Its not a matter of opting for the pensions now or later. We are collecting our pensions either way, but we can choose not have the pension payments paid to us but instead paid into the DROP account which is still our property and can never be taken away. I guess they could change the rules at some point and not guarantee the 8-10% interest in which case I could roll the entire DROP account balances into IRAs. Basically all we are doing is depositing our pension checks into a savings account that happens to pay a high amount of interest. Its totally safe and it doesnt hurt the pension fund to pay that high interest since its based on the avg returns of the previos 10 years. I guess if the pension funds returns were horrible for like 20 years (lets say returns were flat over 20 years) but they still had to pay out the minimum 8%, then they might have to change the rules, but even then I doubt it. The amount of total money in the all pensioneers DROP accounts is a very small portion of the total pension fund. Most people dont use the DROP accounts like we plan to. Most people "retire" for pension purposes but continue to work for a few more years so they can draw their normal salary all the while having their pension checks paid into the DROP accounts. Then a few years later they actually quit working and start drawing their pensions and drawdown their DROP account.

Neither the pension, nor the DROP accounts have anything to do with our health care benefits.

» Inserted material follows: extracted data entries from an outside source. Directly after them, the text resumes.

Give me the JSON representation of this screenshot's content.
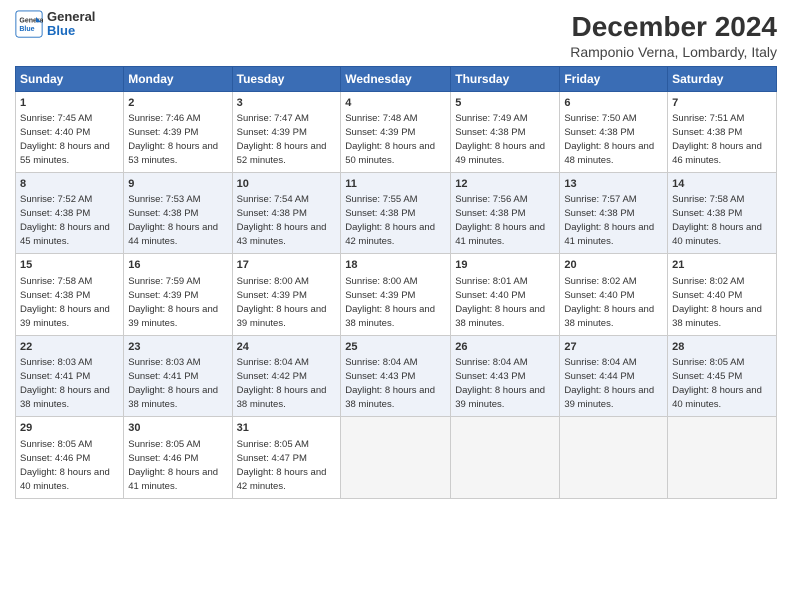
{
  "header": {
    "logo_line1": "General",
    "logo_line2": "Blue",
    "main_title": "December 2024",
    "sub_title": "Ramponio Verna, Lombardy, Italy"
  },
  "days_of_week": [
    "Sunday",
    "Monday",
    "Tuesday",
    "Wednesday",
    "Thursday",
    "Friday",
    "Saturday"
  ],
  "weeks": [
    [
      {
        "day": 1,
        "sunrise": "7:45 AM",
        "sunset": "4:40 PM",
        "daylight": "8 hours and 55 minutes."
      },
      {
        "day": 2,
        "sunrise": "7:46 AM",
        "sunset": "4:39 PM",
        "daylight": "8 hours and 53 minutes."
      },
      {
        "day": 3,
        "sunrise": "7:47 AM",
        "sunset": "4:39 PM",
        "daylight": "8 hours and 52 minutes."
      },
      {
        "day": 4,
        "sunrise": "7:48 AM",
        "sunset": "4:39 PM",
        "daylight": "8 hours and 50 minutes."
      },
      {
        "day": 5,
        "sunrise": "7:49 AM",
        "sunset": "4:38 PM",
        "daylight": "8 hours and 49 minutes."
      },
      {
        "day": 6,
        "sunrise": "7:50 AM",
        "sunset": "4:38 PM",
        "daylight": "8 hours and 48 minutes."
      },
      {
        "day": 7,
        "sunrise": "7:51 AM",
        "sunset": "4:38 PM",
        "daylight": "8 hours and 46 minutes."
      }
    ],
    [
      {
        "day": 8,
        "sunrise": "7:52 AM",
        "sunset": "4:38 PM",
        "daylight": "8 hours and 45 minutes."
      },
      {
        "day": 9,
        "sunrise": "7:53 AM",
        "sunset": "4:38 PM",
        "daylight": "8 hours and 44 minutes."
      },
      {
        "day": 10,
        "sunrise": "7:54 AM",
        "sunset": "4:38 PM",
        "daylight": "8 hours and 43 minutes."
      },
      {
        "day": 11,
        "sunrise": "7:55 AM",
        "sunset": "4:38 PM",
        "daylight": "8 hours and 42 minutes."
      },
      {
        "day": 12,
        "sunrise": "7:56 AM",
        "sunset": "4:38 PM",
        "daylight": "8 hours and 41 minutes."
      },
      {
        "day": 13,
        "sunrise": "7:57 AM",
        "sunset": "4:38 PM",
        "daylight": "8 hours and 41 minutes."
      },
      {
        "day": 14,
        "sunrise": "7:58 AM",
        "sunset": "4:38 PM",
        "daylight": "8 hours and 40 minutes."
      }
    ],
    [
      {
        "day": 15,
        "sunrise": "7:58 AM",
        "sunset": "4:38 PM",
        "daylight": "8 hours and 39 minutes."
      },
      {
        "day": 16,
        "sunrise": "7:59 AM",
        "sunset": "4:39 PM",
        "daylight": "8 hours and 39 minutes."
      },
      {
        "day": 17,
        "sunrise": "8:00 AM",
        "sunset": "4:39 PM",
        "daylight": "8 hours and 39 minutes."
      },
      {
        "day": 18,
        "sunrise": "8:00 AM",
        "sunset": "4:39 PM",
        "daylight": "8 hours and 38 minutes."
      },
      {
        "day": 19,
        "sunrise": "8:01 AM",
        "sunset": "4:40 PM",
        "daylight": "8 hours and 38 minutes."
      },
      {
        "day": 20,
        "sunrise": "8:02 AM",
        "sunset": "4:40 PM",
        "daylight": "8 hours and 38 minutes."
      },
      {
        "day": 21,
        "sunrise": "8:02 AM",
        "sunset": "4:40 PM",
        "daylight": "8 hours and 38 minutes."
      }
    ],
    [
      {
        "day": 22,
        "sunrise": "8:03 AM",
        "sunset": "4:41 PM",
        "daylight": "8 hours and 38 minutes."
      },
      {
        "day": 23,
        "sunrise": "8:03 AM",
        "sunset": "4:41 PM",
        "daylight": "8 hours and 38 minutes."
      },
      {
        "day": 24,
        "sunrise": "8:04 AM",
        "sunset": "4:42 PM",
        "daylight": "8 hours and 38 minutes."
      },
      {
        "day": 25,
        "sunrise": "8:04 AM",
        "sunset": "4:43 PM",
        "daylight": "8 hours and 38 minutes."
      },
      {
        "day": 26,
        "sunrise": "8:04 AM",
        "sunset": "4:43 PM",
        "daylight": "8 hours and 39 minutes."
      },
      {
        "day": 27,
        "sunrise": "8:04 AM",
        "sunset": "4:44 PM",
        "daylight": "8 hours and 39 minutes."
      },
      {
        "day": 28,
        "sunrise": "8:05 AM",
        "sunset": "4:45 PM",
        "daylight": "8 hours and 40 minutes."
      }
    ],
    [
      {
        "day": 29,
        "sunrise": "8:05 AM",
        "sunset": "4:46 PM",
        "daylight": "8 hours and 40 minutes."
      },
      {
        "day": 30,
        "sunrise": "8:05 AM",
        "sunset": "4:46 PM",
        "daylight": "8 hours and 41 minutes."
      },
      {
        "day": 31,
        "sunrise": "8:05 AM",
        "sunset": "4:47 PM",
        "daylight": "8 hours and 42 minutes."
      },
      null,
      null,
      null,
      null
    ]
  ]
}
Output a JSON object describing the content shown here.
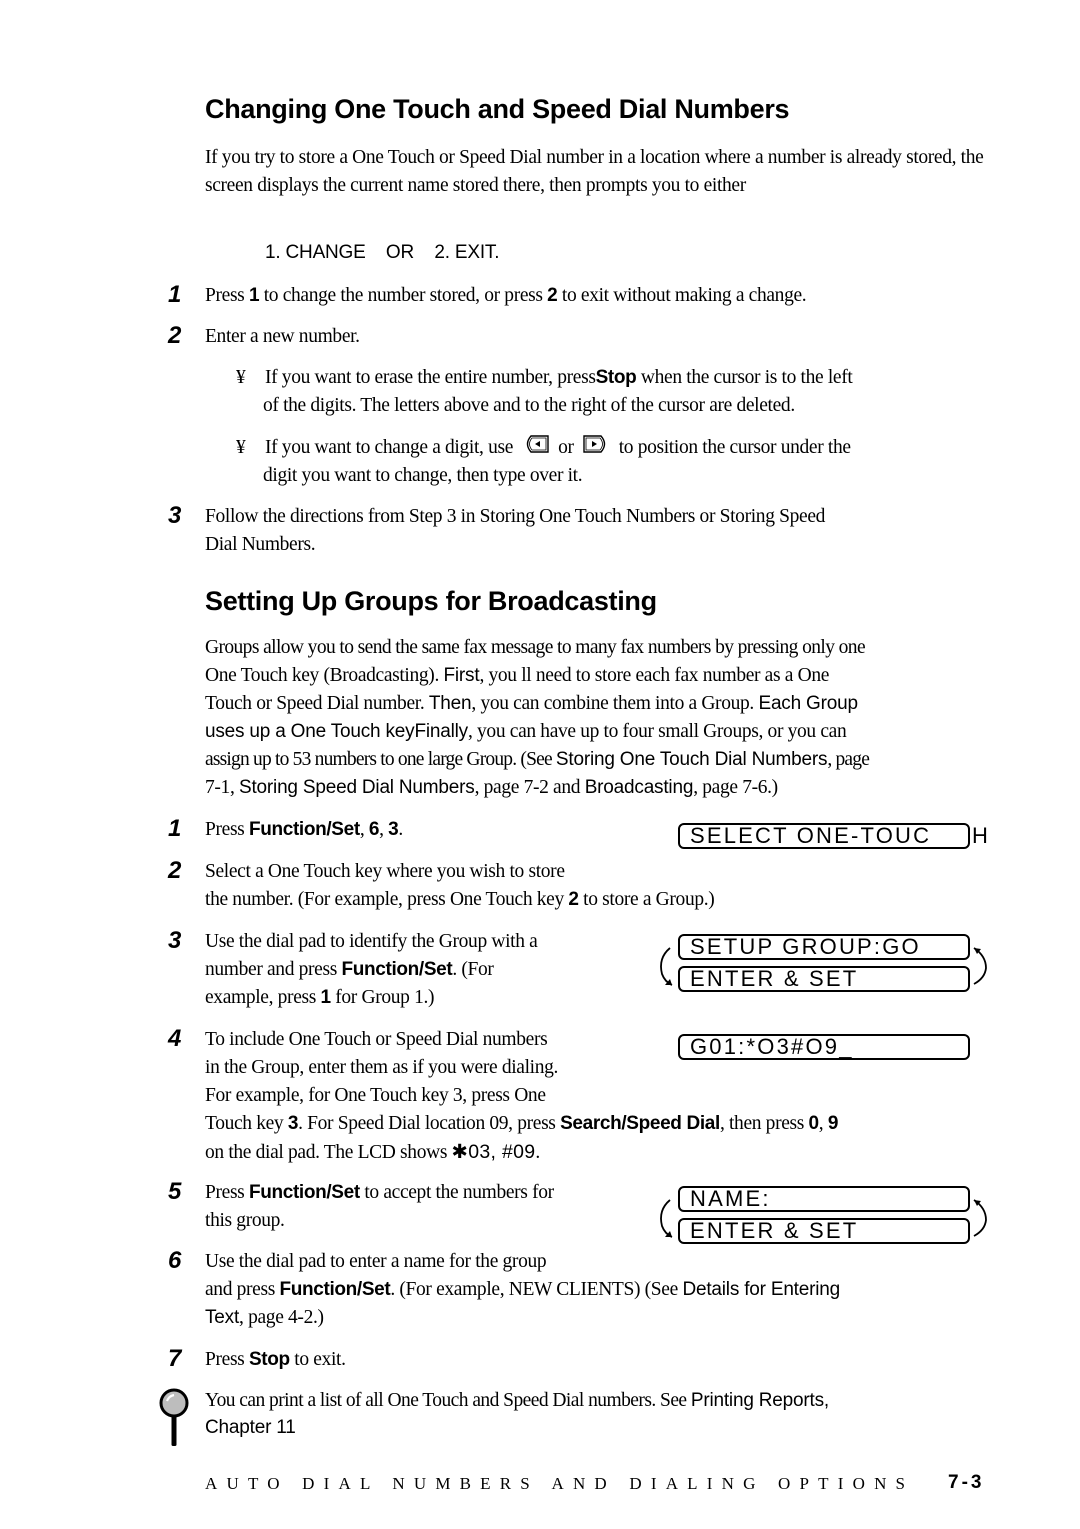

We have health care thru the city even as retirees (although the retiree prices for health care arent all that great).

Another option if I was to assume that the DROP account was risky in some way would be to have 1/2 of the pension check paid into the DROP account and the other 1/2 paid to me and I could invest it in something. That still wouldnt really change my plan of drawing down my 457 and other investment accounts and allowing them to run out. It would just change the time frame.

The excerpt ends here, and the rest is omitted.